Женевьевой овладел гнев. Она повернулась к Луизе.
— А ты что думаешь и чего хочешь, Луиза?
Открытое лицо девочки было серьезно, она не шевелилась и слушала молча, переводя взгляд с матери на отца. Когда возникали подобные ссоры, она старалась не становиться ни на чью сторону, опасаясь ухудшить дело. Ее умные глаза словно умоляли их не огорчать друг друга, — ей было больно, что из-за нее у них постоянно происходят размолвки. Луиза относилась к матери с большой нежностью и почтительностью, но та чувствовала, что дочь склоняется на сторону отца, которого она обожала, унаследовав от него трезвый ум и стремление к правде и справедливости.
С минуту Луиза безмолвно с любовью смотрела на родителей. Потом тихо проговорила:
— Мамочка, я думаю так же, как и вы, и хочу только того, чего хотите вы с папой… Разве папа желает чего-то неразумного? Почему бы немного не подождать?
Мать, вне себя, больше не стала слушать.
— Это не ответ, дочка… Оставайся со своим отцом, раз у тебя нет ко мне уважения и ты перестала меня слушаться. Кончится тем, что вы меня отсюда выгоните.
Она ушла к себе в комнату, громко хлопнув дверью, как постоянно делала в последнее время при малейшем неудовольствии. Это была ее манера кончать споры, и с каждым разом она все больше удалялась от мужа и дочки, — столь крепкая прежде семья теперь распадалась.
Неожиданное происшествие навело Марка на мысль, что кто-то воздействует и на Луизу, стараясь поколебать в ее глазах авторитет отца. Мадемуазель Рузер, благодаря искусным и терпеливым проискам, получила наконец должность старшей преподавательницы в Бомоне, которой она давно домогалась. Начальник учебного округа Ле Баразе уступил настояниям клерикальных сенаторов и депутатов, во главе которых был граф Эктор де Сангльбёф, возомнивший себя политическим вождем. Однако Ле Баразе решил взять реванш и, по своему обыкновению, подшутил над противниками, назначив на вакантную должность в Майбуа мадемуазель Мазлин, учительницу из Жонвиля, бывшую коллегу Марка, которую тот искрение уважал за светлый ум и горячее стремление к истине и справедливости.
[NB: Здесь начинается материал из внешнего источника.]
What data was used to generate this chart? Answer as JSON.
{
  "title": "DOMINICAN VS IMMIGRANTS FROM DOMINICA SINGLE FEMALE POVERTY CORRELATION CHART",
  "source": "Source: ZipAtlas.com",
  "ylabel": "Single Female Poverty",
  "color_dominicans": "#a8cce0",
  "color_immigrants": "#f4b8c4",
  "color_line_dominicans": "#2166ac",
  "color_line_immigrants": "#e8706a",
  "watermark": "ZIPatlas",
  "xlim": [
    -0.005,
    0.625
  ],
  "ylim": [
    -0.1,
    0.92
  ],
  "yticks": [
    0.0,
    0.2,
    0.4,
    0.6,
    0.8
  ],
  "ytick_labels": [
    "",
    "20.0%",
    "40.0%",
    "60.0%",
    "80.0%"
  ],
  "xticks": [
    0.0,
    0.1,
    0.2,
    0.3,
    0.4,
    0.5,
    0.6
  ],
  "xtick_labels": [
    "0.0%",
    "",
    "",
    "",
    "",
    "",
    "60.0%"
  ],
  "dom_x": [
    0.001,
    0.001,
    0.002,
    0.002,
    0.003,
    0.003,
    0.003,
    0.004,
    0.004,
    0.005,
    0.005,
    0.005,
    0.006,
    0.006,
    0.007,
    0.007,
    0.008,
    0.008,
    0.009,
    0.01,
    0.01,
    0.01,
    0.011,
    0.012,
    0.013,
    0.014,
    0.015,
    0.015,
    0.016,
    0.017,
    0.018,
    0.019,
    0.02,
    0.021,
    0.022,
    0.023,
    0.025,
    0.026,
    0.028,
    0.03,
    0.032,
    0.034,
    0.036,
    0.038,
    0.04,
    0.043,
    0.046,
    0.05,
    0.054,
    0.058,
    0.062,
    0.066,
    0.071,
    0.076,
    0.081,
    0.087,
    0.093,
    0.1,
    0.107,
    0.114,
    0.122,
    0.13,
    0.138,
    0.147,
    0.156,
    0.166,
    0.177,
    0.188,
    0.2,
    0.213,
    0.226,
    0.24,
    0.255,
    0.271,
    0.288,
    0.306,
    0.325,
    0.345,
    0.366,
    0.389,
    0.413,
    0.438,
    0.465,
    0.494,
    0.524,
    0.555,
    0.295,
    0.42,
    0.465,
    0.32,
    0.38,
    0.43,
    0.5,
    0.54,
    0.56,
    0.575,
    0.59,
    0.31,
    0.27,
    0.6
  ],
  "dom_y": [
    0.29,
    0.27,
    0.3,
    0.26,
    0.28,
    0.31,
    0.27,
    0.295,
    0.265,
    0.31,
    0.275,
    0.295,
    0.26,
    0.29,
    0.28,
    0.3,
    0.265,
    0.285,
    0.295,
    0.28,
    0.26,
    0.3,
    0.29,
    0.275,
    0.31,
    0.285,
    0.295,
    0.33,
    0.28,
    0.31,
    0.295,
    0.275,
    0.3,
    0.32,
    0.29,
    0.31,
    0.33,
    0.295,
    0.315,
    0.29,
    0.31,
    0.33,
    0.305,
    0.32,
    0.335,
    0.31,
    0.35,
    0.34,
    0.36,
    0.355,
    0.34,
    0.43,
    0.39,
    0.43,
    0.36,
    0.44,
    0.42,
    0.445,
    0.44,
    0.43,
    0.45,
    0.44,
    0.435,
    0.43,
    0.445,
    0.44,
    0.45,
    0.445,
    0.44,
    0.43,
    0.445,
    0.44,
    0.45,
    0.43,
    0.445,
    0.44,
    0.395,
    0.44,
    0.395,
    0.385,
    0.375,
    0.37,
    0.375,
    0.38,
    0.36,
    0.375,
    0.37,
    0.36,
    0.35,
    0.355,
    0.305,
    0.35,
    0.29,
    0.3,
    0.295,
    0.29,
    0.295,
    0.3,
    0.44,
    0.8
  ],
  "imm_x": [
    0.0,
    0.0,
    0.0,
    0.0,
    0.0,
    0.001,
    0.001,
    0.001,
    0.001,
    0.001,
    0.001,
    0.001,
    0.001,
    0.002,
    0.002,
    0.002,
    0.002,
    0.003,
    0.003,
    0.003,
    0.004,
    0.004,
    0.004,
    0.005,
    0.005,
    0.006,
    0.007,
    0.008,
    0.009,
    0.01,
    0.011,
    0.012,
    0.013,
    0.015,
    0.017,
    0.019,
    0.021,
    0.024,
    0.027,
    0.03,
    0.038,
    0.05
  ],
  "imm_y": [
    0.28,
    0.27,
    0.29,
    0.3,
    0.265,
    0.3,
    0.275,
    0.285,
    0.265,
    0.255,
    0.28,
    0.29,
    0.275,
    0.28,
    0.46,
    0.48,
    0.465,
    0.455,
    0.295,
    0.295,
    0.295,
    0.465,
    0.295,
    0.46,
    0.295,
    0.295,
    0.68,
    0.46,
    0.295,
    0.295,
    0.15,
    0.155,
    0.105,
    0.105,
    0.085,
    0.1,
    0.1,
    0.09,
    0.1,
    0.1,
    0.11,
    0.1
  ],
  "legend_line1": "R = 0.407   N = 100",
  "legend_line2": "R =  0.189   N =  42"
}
Возможно, начальник округа, втайне всегда поддерживавший Марка, хотел, чтобы возле него был друг, который стремится к той же цели и не станет вставлять ему на каждом шагу палки в колеса, как это делала мадемуазель Рузер; когда мэр Фили от имени муниципального совета выразил недовольство, что их девочек будет воспитывать неверующая учительница, Ле Баразе с удивленным видом развел руками: разве он не выполнил желание графа де Сангльбёфа? Можно ли его упрекать, если в порядке обычного продвижения по служебной лестнице он назначил достойную особу, на которую никогда не поступало жалоб? И в самом деле, вскоре все оценили мадемуазель Мазлин за ее приветливый, веселый характер и материнское отношение к ученицам, полюбившим с первого дня новую наставницу. Она проявляла незаурядное терпение и усердие и старалась прежде всего сделать из своих дочек, как она называла учениц, порядочных женщин, хороших жен и матерей, свободомыслящих и способных воспитать свободомыслящих людей. Она перестала водить девочек к мессе, отменила процессии, молитвы, катехизис. Женевьева, хорошо знавшая мадемуазель Мазлин, с которой они были соседями в Жонвиле, возмущалась и протестовала вместе с клерикально настроенными родителями, которых было совсем немного. Хотя Женевьева отнюдь не восторгалась мадемуазель Рузер, закулисными интригами нарушившей мир в ее семье, теперь она стала сожалеть о ней и отзывалась о новой учительнице как о женщине подозрительной, способной на ужасные каверзы.
— Слышишь, Луиза, если мадемуазель Мазлин будет говорить что-нибудь неподобающее, ты скажешь мне об этом. Я не хочу, чтобы у меня похитили душу моего ребенка.
Эти слова раздосадовали Марка.
— Просто глупо говорить такие вещи: мадемуазель Мазлин вдруг будет похищать души! Ты восхищалась ею вместе со мной, у нее на редкость возвышенный ум и нежное сердце.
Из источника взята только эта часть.